On air travel reliance: Air New Zealand is the national flag carrier and it’s something everyone who works at the airline realizes and takes seriously. We’re very proud of that, but we also carry the burden of that responsibility. It’s a gateway into the country, and for anyone wondering why it’s so important for an airline brand in the country, some of it is the tyranny of distance. We’re far away from everywhere else, and the only way in and out is by flight, so the airline is important from a wider New Zealand perspective. About 16% of New Zealand’s GDP relies on air travel, whereas in the US, it’s about 4%. Even in city hubs like Dubai and Singapore, it’s around 12%. So we’re very reliant on connectivity, both internationally and domestically. Sometimes people don’t realize New Zealand is a big country and we only have 5 million people, so you never have the business case for high-speed rail or massive road networks. So in some cases, we’re the lifeline service across the country.

On the organization’s mission: Our purpose is to connect New Zealanders to each other, and New Zealand to the world. So everyone, including those in my team, come to work every day to fulfil that mission. Implicit to that, we have this working ambition to become the world’s leading digital airline, so a lot of my team’s focus is on bringing that to life. The way we’ve looked to attack that is by saying if we want to become that, then we need to stop thinking of ourselves as an airline with a fantastic digital department, and as a digital business that happens to be an airline. So the concept of my team now has been redefined in the way we look at digital. Almost 95% of my team don’t necessarily work directly for me anymore. Eighteen months ago, we decided to rewire the airline, where digital gets fully embedded into everything. So the concept of my team is an interesting operating model.

On resilience: Nearly 95% of our business came to a halt at the peak of the pandemic. We were really flying just to bring New Zealanders back home, and running lifeline cargo services. But there’s a silver lining in that we rebuilt the airline in a way that focuses on three outcomes. One is continuing to be an airline our customers love, and be in the top three in the world when for customer satisfaction. Second is we want to be in the top quartile of best places to work in the region, so we can attract top talent and make it a place people want to work. And third, we’re ensuring we deliver fantastic returns for our shareholders, since an airline business typically tends to be a boom and bust business, and we want to be able to ride those waves in a very sustainable way financially from a shareholder return perspective. So from a digital standpoint, the rebuild focuses on digital dexterity. We’re starting to utilize our digital assets, not just to support the airline and our customers when everything is working right, but building the airline’s digital assets when challenges arise.

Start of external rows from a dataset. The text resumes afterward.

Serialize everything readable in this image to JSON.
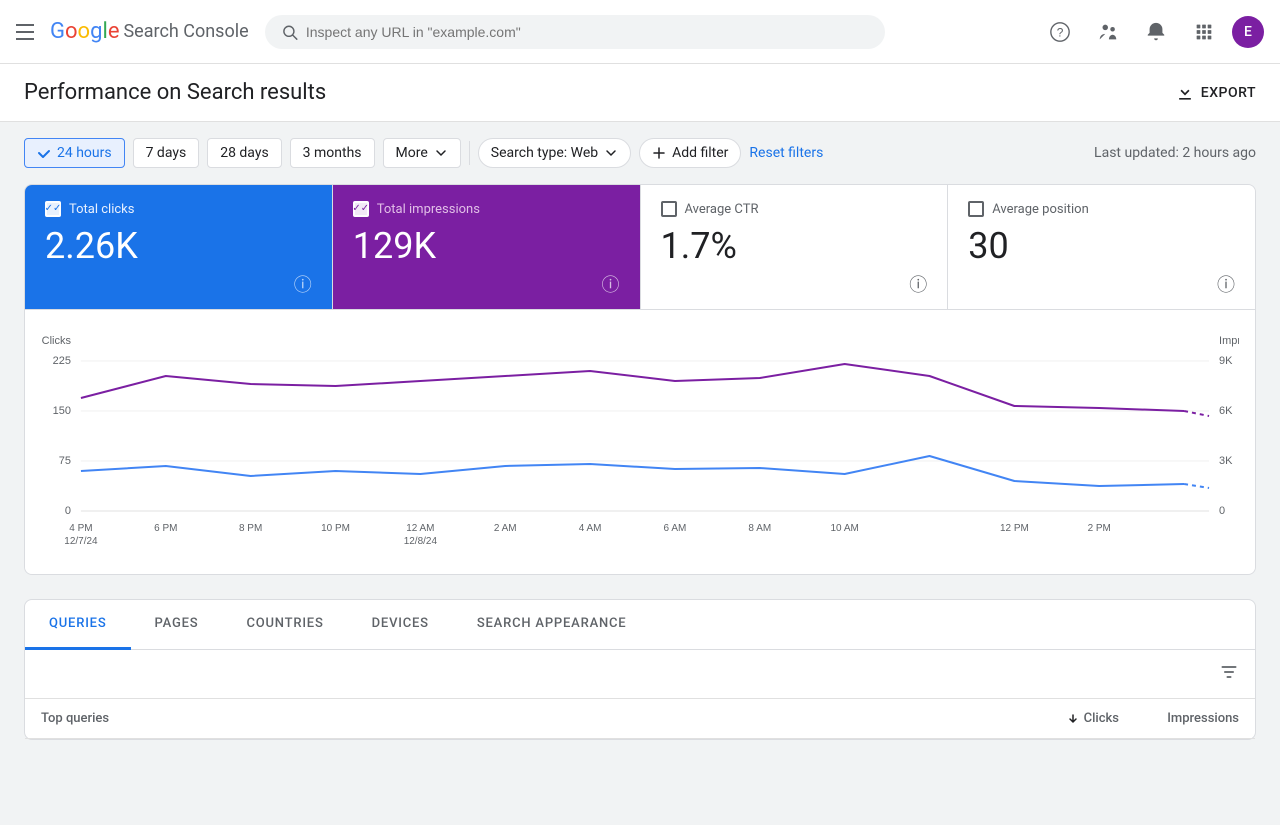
{
  "header": {
    "menu_icon": "hamburger-icon",
    "logo": {
      "text": "Google Search Console",
      "google_text": "Google",
      "product_text": " Search Console"
    },
    "search": {
      "placeholder": "Inspect any URL in \"example.com\""
    },
    "actions": {
      "help_label": "?",
      "training_label": "👤",
      "bell_label": "🔔",
      "grid_label": "⋮⋮⋮",
      "avatar_label": "E"
    }
  },
  "page": {
    "title": "Performance on Search results",
    "export_label": "EXPORT"
  },
  "filters": {
    "time_filters": [
      {
        "label": "24 hours",
        "active": true
      },
      {
        "label": "7 days",
        "active": false
      },
      {
        "label": "28 days",
        "active": false
      },
      {
        "label": "3 months",
        "active": false
      }
    ],
    "more_label": "More",
    "search_type_label": "Search type: Web",
    "add_filter_label": "Add filter",
    "reset_label": "Reset filters",
    "last_updated": "Last updated: 2 hours ago"
  },
  "metrics": [
    {
      "id": "total-clicks",
      "label": "Total clicks",
      "value": "2.26K",
      "active": true,
      "theme": "blue",
      "checked": true
    },
    {
      "id": "total-impressions",
      "label": "Total impressions",
      "value": "129K",
      "active": true,
      "theme": "purple",
      "checked": true
    },
    {
      "id": "average-ctr",
      "label": "Average CTR",
      "value": "1.7%",
      "active": false,
      "theme": "none",
      "checked": false
    },
    {
      "id": "average-position",
      "label": "Average position",
      "value": "30",
      "active": false,
      "theme": "none",
      "checked": false
    }
  ],
  "chart": {
    "y_axis_left": {
      "label": "Clicks",
      "ticks": [
        "225",
        "150",
        "75",
        "0"
      ]
    },
    "y_axis_right": {
      "label": "Impressions",
      "ticks": [
        "9K",
        "6K",
        "3K",
        "0"
      ]
    },
    "x_axis_labels": [
      {
        "line1": "4 PM",
        "line2": "12/7/24"
      },
      {
        "line1": "6 PM",
        "line2": ""
      },
      {
        "line1": "8 PM",
        "line2": ""
      },
      {
        "line1": "10 PM",
        "line2": ""
      },
      {
        "line1": "12 AM",
        "line2": "12/8/24"
      },
      {
        "line1": "2 AM",
        "line2": ""
      },
      {
        "line1": "4 AM",
        "line2": ""
      },
      {
        "line1": "6 AM",
        "line2": ""
      },
      {
        "line1": "8 AM",
        "line2": ""
      },
      {
        "line1": "10 AM",
        "line2": ""
      },
      {
        "line1": "12 PM",
        "line2": ""
      },
      {
        "line1": "2 PM",
        "line2": ""
      }
    ]
  },
  "tabs": {
    "items": [
      {
        "label": "QUERIES",
        "active": true
      },
      {
        "label": "PAGES",
        "active": false
      },
      {
        "label": "COUNTRIES",
        "active": false
      },
      {
        "label": "DEVICES",
        "active": false
      },
      {
        "label": "SEARCH APPEARANCE",
        "active": false
      }
    ],
    "table": {
      "col_main": "Top queries",
      "col_clicks": "Clicks",
      "col_impressions": "Impressions"
    }
  }
}
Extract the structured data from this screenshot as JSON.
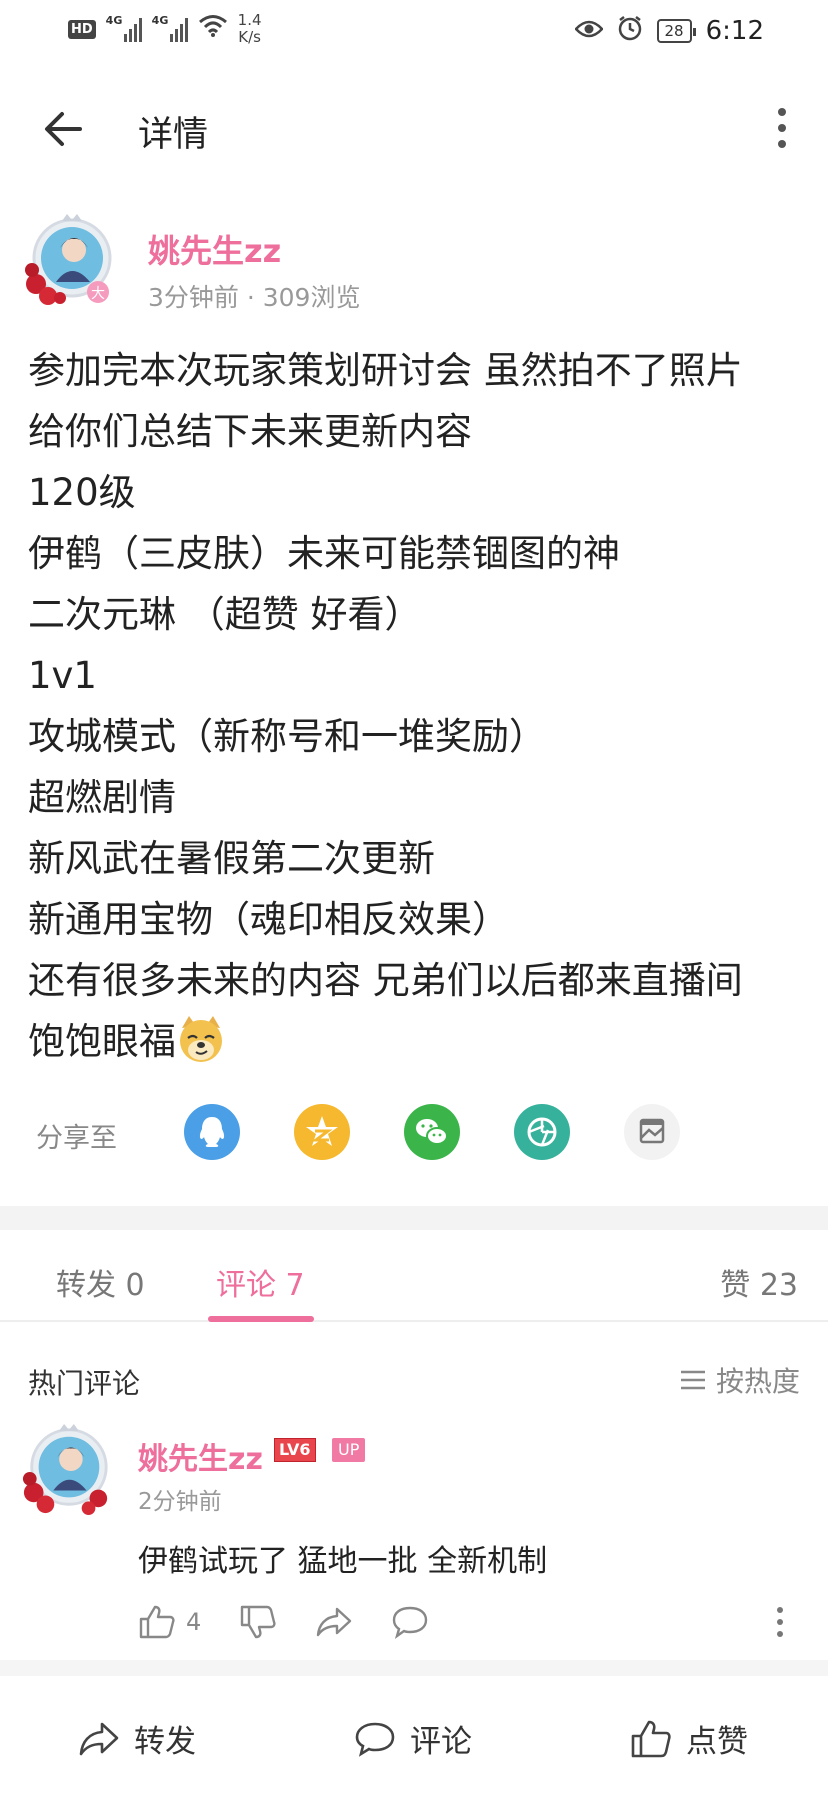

On legacy tech: We have our fair share of legacy technology, and the way we approach it is not just to focus on the technology itself, but take a step back and ask what the operating model of the entire airline needs to look like to help address the challenge and ensure we can tackle it head on. And the answer we got to is we can’t be an airline with a digital department. The CEO can’t bring in cutting edge technology while the rest of my colleagues focus on running the airline. We needed to acknowledge we were a digital business, and it needed to become a shared problem. And that’s what we’ve done. So digital now isn’t just mine, but the entire leadership squad’s responsibility. Included in that is all the trappings needed to modernize legacy technology alongside taking advantage of not just digital tech, but the rapidly maturing generation of exponential technology, AI, and so on. So we’re now playing a team sport. And that’s been an incredible shift. Everyone’s involved in modernizing legacy tech, making sure we’re running experiments at the other bookend, and everything in between.